Bible Commentaries
Arthur Peake's Commentary on the Bible
Acts 23
Acts 22:30 to Acts 23:10. Paul Before the Sanhedrin.—This is a difficult section, and does not advance the action. Unless the proceedings took place in Greek, the tribune would scarcely secure his object of learning the charge against Paul; it is strange that he should have called a meeting of the Sanhedrin for this purpose, which could be reached otherwise. Paul is released from his chains and faces the court without them, and without the presence of military. He begins a speech which was to explain his position, but is rudely interrupted; he has not been asked to speak, and might be regarded as treating the court without respect. He retorts with applying an abusive epithet to the High Priest who had ordered the interruption. The "and" before his question (Acts 23:3 b) expresses surprise or indignation. Ananias, son of Nedebæus, was High Priest from about A.D. 47; Paul might not have seen him before, but he was presiding at the meeting, "judging" him, Paul says. There is a screw loose in the narrative, and the appeal (Acts 22:5) to Exodus 22:28 does not make it tight. Paul, however, is not silenced; he calls out aloud the subject of difference between the two great parties, which they no doubt ignored at their meetings, thus playing the enfant terrible among those grave and reverend men. It is on account of the hope and the resurrection of the dead that he is being judged, he says. He was not being judged at all (Acts 22:30), and if he was, the charge against him was not that he believed in the Resurrection, but that he subverted the authority of Moses among the Jews of the Dispersion (Acts 21:21). The diversion, however, is very successful; the meeting is at once in an uproar. Some of the Pharisees actually defend Paul; they find the story he tells (ch. 22) of his vision credible. He may have been visited by a spirit or an angel, and then—the conclusion is left to be imagined. The tribune fears that in spite of this Paul will be torn in pieces; the military are to come and remove him. The author does not state his conclusion as to the charge here, but see Acts 22:29.
Acts 23:11. The Lord Appears to Paul.—This section is independent of the preceding scene; the testifying spoken of is in ch. 22, and the vision would stand quite well after Acts 22:29. The idea of Rome was in his mind (see Acts 19:21); the Lord makes his imprisonment appear as a road there, which it was.
Acts 23:26-30. Letter of Claudius Lysias to Felix.—Felix is addressed as "most excellent" (so Luke 1:3, Acts 26:25), a title of courtesy applied to proconsuls, officers of rank, and private persons. Lysias allows himself to say that he had assisted Paul because he had heard he was a Roman, and that he had done nothing worthy of bonds (cf. the two chains, Acts 21:33, Acts 22:30). An official sending a prisoner to a higher court might specify the charge (cf.

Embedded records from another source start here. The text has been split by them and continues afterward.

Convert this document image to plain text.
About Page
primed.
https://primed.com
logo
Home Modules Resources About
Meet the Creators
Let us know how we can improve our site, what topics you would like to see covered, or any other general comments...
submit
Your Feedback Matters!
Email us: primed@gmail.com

Acts 25:27); and Lysias takes credit for having investigated the point, and for having found that the charge involved no legal offence. This, even if true, does not prove that the Sanhedrin scene (Acts 22:30 to Acts 23:10) had really taken place; Lysias had other means of satisfying himself.
Acts 23:31-35. Arrival at Cæsarea.—Antipatris (p. 28), a Greek town even the name of which has disappeared, was where Ras-el-Ain is now, on the road from Lydda to Cæsarea, 40 miles from Jerusalem, 25 from Cæsarea. 40 miles are more than a night's march for infantry. The procurator asks the necessary question as to the province of the prisoner (cf. Luke 23:6 f.), and undertakes to hear the case when the prosecutors arrive. Of the prætorium (mg.) of Herod at Cæsarea nothing is known.